There.. I said it, Dad. Happy?
Now that I’ve accepted it, without further ado let me get on with pondering over 5 universal money lessons he taught me which could come in handy for any aspiring entrepreneur.
1. Keep track of your cash flow
Fathers always emphasize quite a bit on the importance of maintaining a stable budget and sticking to it. I’ve seen him sit around the coffee table at the end of every month with a bundle of bills, calculating the expenses, trying to tally everything.
My dad reckons that making it a habit to check all the statements and expenses carefully offers a complete control over our spending pattern.
You may claim that “I never had a budget for personal funds, but I survived.” Just because you glazed through it doesn’t mean your business would sustain it. It is vital to keep track of the cash flow, what generates revenue for your firm and how it is spent.

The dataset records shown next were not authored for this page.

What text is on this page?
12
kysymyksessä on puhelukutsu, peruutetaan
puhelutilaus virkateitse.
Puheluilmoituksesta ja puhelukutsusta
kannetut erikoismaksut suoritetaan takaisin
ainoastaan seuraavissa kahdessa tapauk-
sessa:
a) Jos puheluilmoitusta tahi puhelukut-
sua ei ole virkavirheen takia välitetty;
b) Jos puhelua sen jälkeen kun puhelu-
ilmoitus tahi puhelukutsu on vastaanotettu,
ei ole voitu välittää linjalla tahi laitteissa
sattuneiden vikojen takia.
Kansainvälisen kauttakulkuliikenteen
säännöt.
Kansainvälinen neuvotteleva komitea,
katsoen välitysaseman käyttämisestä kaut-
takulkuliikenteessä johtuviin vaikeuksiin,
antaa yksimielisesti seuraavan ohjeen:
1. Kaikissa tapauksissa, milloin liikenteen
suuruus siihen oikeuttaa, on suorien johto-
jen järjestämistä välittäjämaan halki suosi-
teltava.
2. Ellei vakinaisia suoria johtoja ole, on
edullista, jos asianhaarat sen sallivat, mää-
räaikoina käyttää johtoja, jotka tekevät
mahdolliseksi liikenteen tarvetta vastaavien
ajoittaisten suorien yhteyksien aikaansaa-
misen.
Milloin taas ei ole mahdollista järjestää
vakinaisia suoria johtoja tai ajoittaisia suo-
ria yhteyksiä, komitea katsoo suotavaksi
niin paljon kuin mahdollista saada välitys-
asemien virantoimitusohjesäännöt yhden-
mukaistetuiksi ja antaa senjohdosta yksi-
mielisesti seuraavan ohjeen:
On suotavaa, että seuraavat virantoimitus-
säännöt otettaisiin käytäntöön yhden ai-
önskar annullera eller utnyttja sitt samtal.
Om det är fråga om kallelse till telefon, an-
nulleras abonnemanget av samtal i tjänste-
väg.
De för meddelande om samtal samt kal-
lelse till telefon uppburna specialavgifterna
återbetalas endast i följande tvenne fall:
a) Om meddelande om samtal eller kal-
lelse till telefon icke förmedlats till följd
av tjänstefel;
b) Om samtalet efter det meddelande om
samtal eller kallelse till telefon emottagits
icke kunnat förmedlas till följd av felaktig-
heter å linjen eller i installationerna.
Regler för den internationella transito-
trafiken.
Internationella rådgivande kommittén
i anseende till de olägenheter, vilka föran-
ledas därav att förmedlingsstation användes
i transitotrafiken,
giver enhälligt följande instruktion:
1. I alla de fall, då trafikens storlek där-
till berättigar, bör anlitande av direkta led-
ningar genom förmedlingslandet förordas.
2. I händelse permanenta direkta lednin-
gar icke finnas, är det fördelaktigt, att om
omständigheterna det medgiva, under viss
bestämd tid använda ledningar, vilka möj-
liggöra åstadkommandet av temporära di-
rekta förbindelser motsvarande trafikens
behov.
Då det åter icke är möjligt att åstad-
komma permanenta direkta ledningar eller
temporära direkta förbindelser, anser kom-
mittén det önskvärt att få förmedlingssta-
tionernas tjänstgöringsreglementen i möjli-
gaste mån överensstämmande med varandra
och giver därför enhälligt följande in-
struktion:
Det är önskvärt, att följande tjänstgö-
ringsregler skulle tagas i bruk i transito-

If you don’t maintain a record of it, how would you deduce the financial condition of your business? Hiring an accountant and starting to track the cash flow would give you an insight on when to rein in and rethink your strategies if required.
2. Don’t exceed your budget
Dad has tried time and again to make me live within my means. Even as I write this, it is quite funny. From my third standard, dad started giving me an allowance, something like a weekly pocket money that I could spend on things I want.
There were no rules on how I should spend it, except the fact that if I end up spending it all in one go, I’ll have to wait until the end of the week to replenish my stash. Being a sweet-toothed foodie, I used to spend the first few allowances on candies
in a single day and would be whining around for the rest of the week.
But, dad never gave in to my whines, he even became immune to my puppy eyes when it was a money matter. I used to hate him for being so rigid, but when I started earning and took care of my own finances, I knew what an invaluable lesson it was.
That’s a cute memory, but how is it relevant to entrepreneurs? An entrepreneur’s vision is superior. However, their vision could sometimes make them over ambitious. The field of entrepreneurship is quite unpredictable so overspending your capital or making
financial decisions based on your future incomes.
The strategy of “Go big or Go home” may seem appealing and even work for a while, when you have a large stash of capital. But, contrary to your belief, your pocket isn’t Tartarus, the bottomless pit. So stretching your working capital to a thin line by spending
an extravagant amount of money may shake the foundations of your fledgeling business.